Suit filed to disclose Pennsylvania's lethal injection drugs in unlikely event of execution

The American Civil Liberties Union and four newspapers have asked a federal judge to unseal court records in an attempt to learn where Pennsylvania corrections officials purchased the drugs that will be used to execute  death row inmates.
The state chapter of the ACLU, The Guardian, the Philadelphia Inquirer, the Pittsburgh Post-Gazette and the Philadelphia City Paper are asking state courts to unseal documents that would reveal how, and from whom, the state obtained the drugs it planned to use to execute Hubert Michael Jr..  Michael's  September 22 execution was stayed by Governor Tom Corbett, according to the Los Angeles Times. His execution would have been the first in Pennsylvania in 15 years.

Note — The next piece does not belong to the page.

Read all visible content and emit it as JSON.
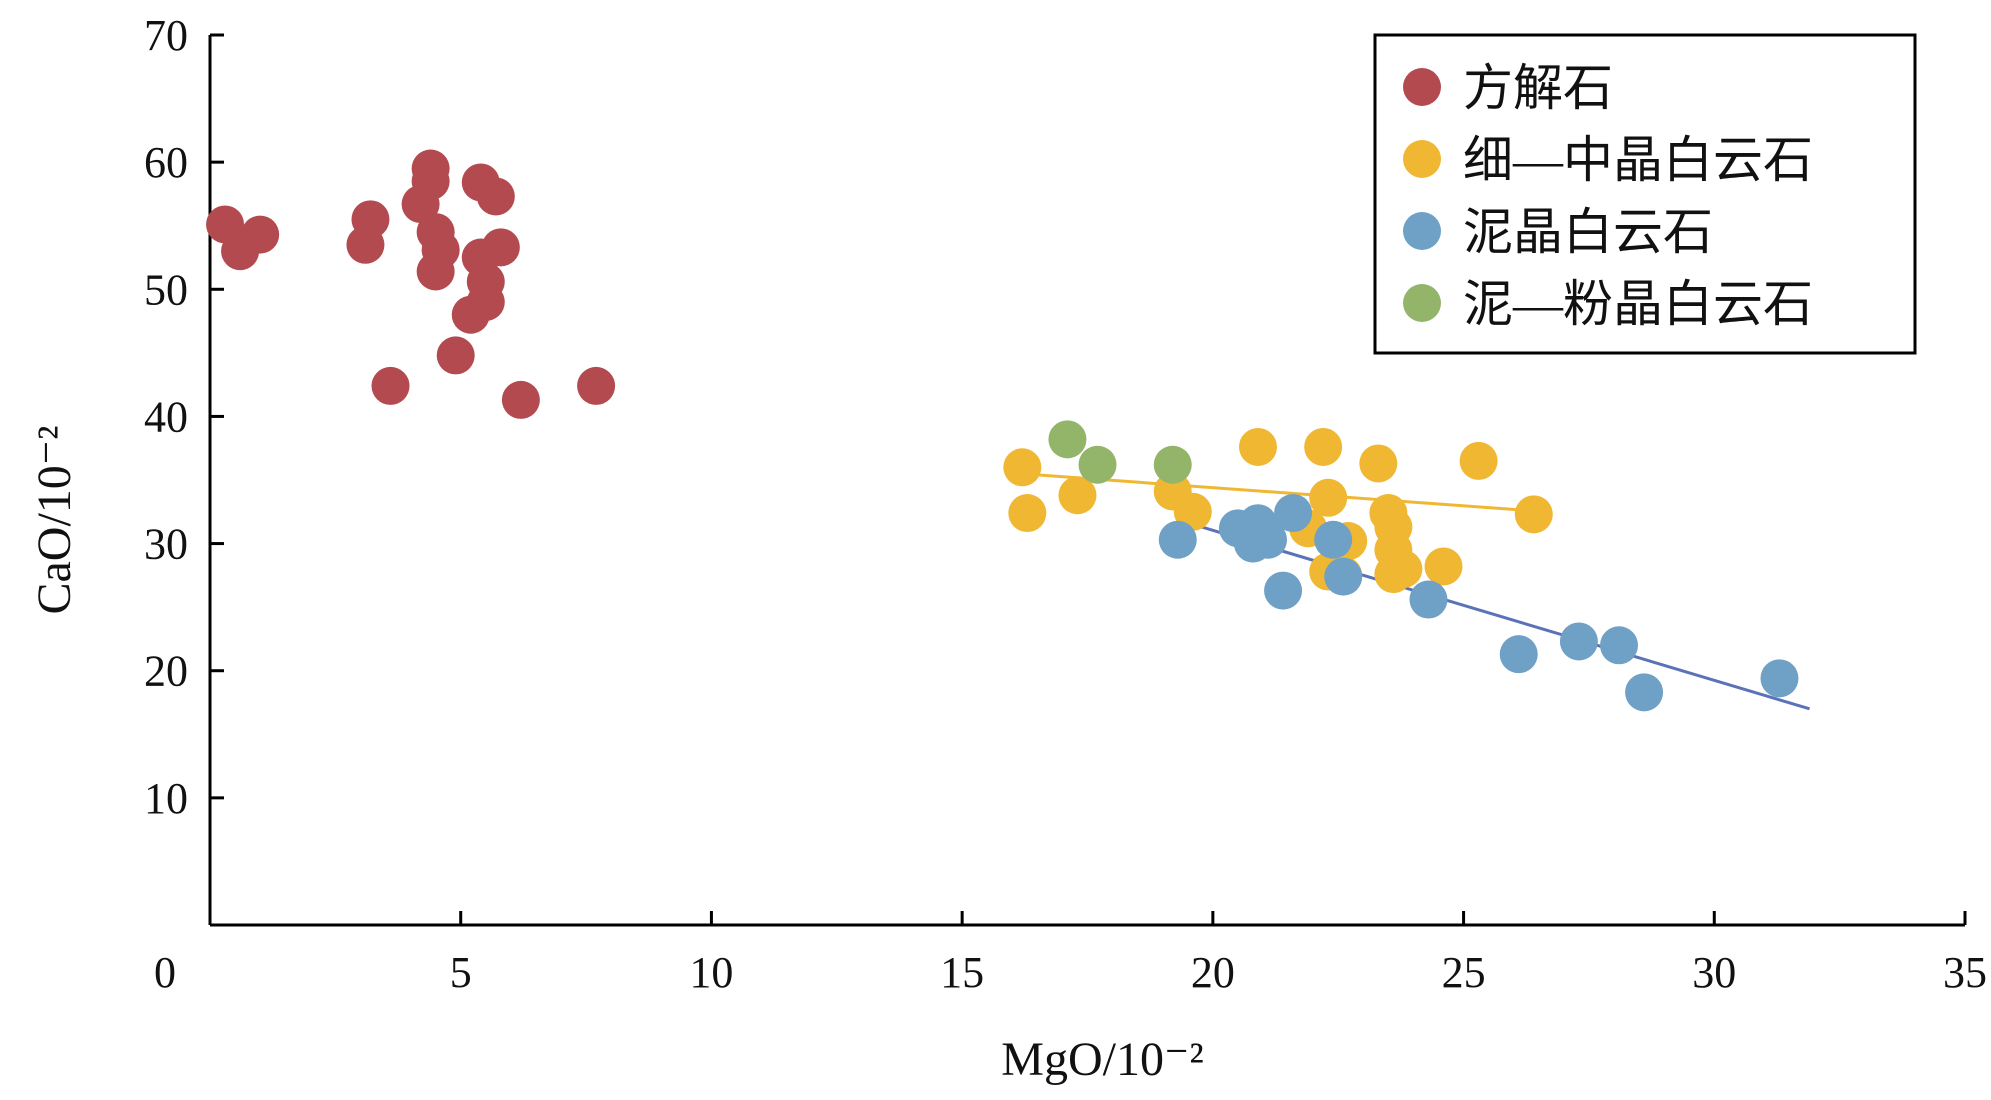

The suit also seeks to grant the public access to documents about the suppliers of drugs used in future state executions.
Pennsylvania has not carried out and involuntary execution in more than 50 years.  In the modern era of the death penalty Pennsylvania has executed three men.  All three gave up their appeal rights and volunteered to be executed.
“In light of the recent string of horrifically botched executions, the public is entitled to know how the state obtained the drugs they plan to use to carry out executions here in Pennsylvania,” Reggie Shuford, executive director of the Pennsylvania chapter of the ACLU, said in a statement.

The Pennsylvania lawsuit comes in the wake of a series of botched executions that have escalated the national debate over the use of the death penalty and the drugs most states employ when executing death row inmates.
There are currently 184 people on death row in Pennsylvania.